Subaru’s coupe, which will be sold online only, arrives in Australia just weeks after its near-identical twin, the Toyota 86.
The BRZ’s pricing doesn’t match the Toyota’s $29,990 RRP that stunned the motoring media in June, even after adding on-road charges, though unlike the 86 the Subaru comes in one rather than two trim levels.
Instead it sits between the GT and GTS variants of the Toyota 86 that cost about $34,200 and $39,900 drive-away depending on state.
"We've introduced a single, premium grade [for the BRZ]," says Subaru Australia's general manager of sales and marketing, Andrew Caie. "We won't try to beat Toyota on price."
The BRZ's standard equipment list does more closely mirror that of the range-topping GTS.
Features include auto on/off bi-xenon headlights, alloy pedals, dual-zone air-conditioning, cruise control, CD audio and Bluetooth, leather-wrapped and stitched steering wheel, handbrake and gearshift lever, sports seats, 17-inch alloy wheels, foglights and daytime running lights, trip computer, electric windows, engine start/stop button, limited-slip rear differential, seven airbags and electronic stability control.
There’s also a five-star independent safety rating from ANCAP.
Compared to the Toyota 86 GTS, and like the 86 GT, it misses out on satellite navigation with colour touch-screen and heated leather/Alcantara upholstery.
The Subaru BRZ also comes with free servicing for the first three years or 60,000km, saving $680 compared with the Toyota 86 (pictured above) that has capped-price servicing over the same period.
A six-speed manual gearbox is standard. The drive-away price for the alternative six-speed auto version is $39,730.
Both are mated to a direct fuel injection 2.0-litre four-cylinder ‘Boxer’ engine with 147kW of power at 7000rpm and 205Nm of torque at 6600rpm.
Subaru quotes 7.6 seconds for the 0-100km/h sprint – or 8.2sec for the auto BRZ.
While the auto version is slower, it at least uses less fuel – 7.1 litres per 100km versus 7.8L/100km. Subaru recommends owners use 98 RON premium unleaded, with 95 premium as minimum.
The Subaru BRZ is a low and compact coupe, measuring just 4240mm long (a fraction longer than a Volkswagen Golf) and 1245mm tall.

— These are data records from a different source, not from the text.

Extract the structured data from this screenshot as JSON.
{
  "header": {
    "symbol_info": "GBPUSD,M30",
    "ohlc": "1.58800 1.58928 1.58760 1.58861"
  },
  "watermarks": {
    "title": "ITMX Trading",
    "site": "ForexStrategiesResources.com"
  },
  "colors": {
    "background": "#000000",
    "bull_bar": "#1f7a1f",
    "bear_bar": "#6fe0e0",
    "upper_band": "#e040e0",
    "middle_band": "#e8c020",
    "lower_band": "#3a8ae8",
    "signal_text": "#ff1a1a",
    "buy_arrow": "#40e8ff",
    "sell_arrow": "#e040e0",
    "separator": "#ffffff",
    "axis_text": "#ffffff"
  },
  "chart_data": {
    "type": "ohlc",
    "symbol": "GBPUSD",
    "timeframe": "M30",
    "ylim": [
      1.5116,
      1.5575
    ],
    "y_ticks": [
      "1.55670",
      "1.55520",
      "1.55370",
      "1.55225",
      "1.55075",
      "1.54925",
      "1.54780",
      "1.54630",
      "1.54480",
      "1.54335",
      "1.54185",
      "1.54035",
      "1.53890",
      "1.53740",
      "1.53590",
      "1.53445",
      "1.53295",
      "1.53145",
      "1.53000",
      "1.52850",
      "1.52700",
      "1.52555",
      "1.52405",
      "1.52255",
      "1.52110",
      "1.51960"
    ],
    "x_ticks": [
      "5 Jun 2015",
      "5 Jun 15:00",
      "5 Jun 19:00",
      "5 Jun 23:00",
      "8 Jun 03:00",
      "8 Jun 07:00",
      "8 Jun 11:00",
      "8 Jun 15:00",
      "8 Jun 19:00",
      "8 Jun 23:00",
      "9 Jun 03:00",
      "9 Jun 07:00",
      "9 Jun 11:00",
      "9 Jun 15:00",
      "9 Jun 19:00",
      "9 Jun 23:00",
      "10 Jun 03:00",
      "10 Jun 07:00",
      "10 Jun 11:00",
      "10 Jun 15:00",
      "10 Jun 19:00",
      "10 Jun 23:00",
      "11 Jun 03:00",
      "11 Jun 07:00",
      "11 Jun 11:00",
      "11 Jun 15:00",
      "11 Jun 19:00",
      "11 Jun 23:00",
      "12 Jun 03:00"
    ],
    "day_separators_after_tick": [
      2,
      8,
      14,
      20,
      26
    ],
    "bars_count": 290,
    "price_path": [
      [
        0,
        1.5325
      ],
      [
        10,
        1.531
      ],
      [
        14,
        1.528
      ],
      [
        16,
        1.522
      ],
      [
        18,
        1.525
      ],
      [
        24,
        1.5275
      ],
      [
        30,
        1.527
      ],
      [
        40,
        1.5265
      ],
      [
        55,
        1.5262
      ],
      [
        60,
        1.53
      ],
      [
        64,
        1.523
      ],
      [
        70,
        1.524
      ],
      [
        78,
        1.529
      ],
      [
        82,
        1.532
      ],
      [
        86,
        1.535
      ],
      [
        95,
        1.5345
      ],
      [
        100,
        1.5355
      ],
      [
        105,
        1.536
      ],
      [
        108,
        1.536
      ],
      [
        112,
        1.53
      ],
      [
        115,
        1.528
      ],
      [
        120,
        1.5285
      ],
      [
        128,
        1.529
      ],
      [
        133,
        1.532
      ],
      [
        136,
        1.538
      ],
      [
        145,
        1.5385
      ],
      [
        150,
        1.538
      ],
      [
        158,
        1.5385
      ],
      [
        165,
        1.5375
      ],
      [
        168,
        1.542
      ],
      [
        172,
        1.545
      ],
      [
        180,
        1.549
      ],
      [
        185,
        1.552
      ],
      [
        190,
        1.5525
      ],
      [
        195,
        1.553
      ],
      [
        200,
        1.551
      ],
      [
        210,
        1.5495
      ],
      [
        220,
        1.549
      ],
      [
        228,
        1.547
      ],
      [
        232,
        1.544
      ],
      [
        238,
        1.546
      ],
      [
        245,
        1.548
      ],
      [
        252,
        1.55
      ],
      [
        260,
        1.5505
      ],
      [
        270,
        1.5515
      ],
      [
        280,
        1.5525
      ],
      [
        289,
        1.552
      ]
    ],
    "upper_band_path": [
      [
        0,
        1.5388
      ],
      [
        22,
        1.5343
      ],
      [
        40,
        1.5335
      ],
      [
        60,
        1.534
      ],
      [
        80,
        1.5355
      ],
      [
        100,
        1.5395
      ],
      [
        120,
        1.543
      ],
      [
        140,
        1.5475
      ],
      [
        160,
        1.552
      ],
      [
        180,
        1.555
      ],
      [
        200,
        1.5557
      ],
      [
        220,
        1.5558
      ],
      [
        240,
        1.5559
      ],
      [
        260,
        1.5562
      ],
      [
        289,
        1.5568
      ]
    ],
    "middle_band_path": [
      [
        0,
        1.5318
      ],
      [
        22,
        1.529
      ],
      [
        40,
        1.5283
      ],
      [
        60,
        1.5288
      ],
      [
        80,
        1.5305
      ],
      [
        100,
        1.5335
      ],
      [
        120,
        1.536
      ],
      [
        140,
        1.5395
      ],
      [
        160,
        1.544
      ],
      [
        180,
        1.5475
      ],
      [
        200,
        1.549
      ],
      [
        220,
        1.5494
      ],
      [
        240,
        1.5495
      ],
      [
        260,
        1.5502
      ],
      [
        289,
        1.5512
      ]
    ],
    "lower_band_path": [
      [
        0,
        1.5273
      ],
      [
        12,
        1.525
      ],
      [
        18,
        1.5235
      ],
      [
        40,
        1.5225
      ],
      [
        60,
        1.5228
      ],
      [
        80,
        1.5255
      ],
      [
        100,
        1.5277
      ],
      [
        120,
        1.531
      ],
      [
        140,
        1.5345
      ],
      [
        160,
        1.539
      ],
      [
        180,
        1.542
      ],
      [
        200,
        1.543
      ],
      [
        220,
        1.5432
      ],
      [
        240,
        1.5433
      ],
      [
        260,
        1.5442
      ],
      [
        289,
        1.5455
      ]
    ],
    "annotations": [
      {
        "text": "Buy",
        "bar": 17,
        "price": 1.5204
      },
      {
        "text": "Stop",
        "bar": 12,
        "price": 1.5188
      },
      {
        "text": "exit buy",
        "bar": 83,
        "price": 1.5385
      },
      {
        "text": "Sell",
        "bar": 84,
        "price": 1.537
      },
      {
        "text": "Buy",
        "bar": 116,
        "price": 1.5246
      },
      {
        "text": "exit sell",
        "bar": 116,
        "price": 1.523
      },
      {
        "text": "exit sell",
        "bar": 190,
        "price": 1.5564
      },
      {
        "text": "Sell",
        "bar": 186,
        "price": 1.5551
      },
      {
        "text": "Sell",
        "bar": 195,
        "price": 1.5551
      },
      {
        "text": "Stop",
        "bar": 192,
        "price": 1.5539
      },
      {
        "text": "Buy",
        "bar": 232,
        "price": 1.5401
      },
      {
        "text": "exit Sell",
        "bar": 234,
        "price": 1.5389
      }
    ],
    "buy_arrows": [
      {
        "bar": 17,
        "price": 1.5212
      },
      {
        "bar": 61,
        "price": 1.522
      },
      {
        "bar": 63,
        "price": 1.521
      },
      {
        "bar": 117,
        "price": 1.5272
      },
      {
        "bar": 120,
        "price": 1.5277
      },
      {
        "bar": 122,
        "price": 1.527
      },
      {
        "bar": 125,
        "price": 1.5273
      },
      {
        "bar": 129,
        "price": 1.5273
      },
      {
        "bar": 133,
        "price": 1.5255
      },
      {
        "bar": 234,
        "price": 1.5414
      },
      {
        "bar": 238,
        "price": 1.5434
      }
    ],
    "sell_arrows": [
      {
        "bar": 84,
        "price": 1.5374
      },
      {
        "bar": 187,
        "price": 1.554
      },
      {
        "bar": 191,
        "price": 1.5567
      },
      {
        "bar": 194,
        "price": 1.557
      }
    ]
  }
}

It weights 1256kg in manual form; 1278kg in auto guise.
Seven exterior colours are available: white, blue, silver, dark grey, red, black and Subaru's exclusive world rallying blue.
Supply for 2012 is limited. Subaru says only about 80-120 BRZ models will be available once the online buying tool goes live on Monday. The company says it has 28 firm orders already and about 60 dealers will receive a demonstrator model.
Subaru Australia believes it could sell up to 50 BRZs per month and admits it is frustrating not to have more.
Both the 86 and BRZ are being built at Subaru's Gunma plant in Japan but with a ratio of 8 to 1 in favour of the Toyota.
"The allocation [of production] was decided between Toyota and Subaru," says Subaru Australia boss Nick Senior. "Ours is 201. We were dealt a hand and that's it."
When asked why people might choose a BRZ over the 86, Senior admitted the cars had few differences but said he believed sports car customers will appreciate the fact the BRZ is built by Subaru.
"At the end of the day customers will make up their own mind whether they will buy the Toyota or Subaru," he says. "But because we build it we think that could be a tipping point [for the buyer to opt for the BRZ]."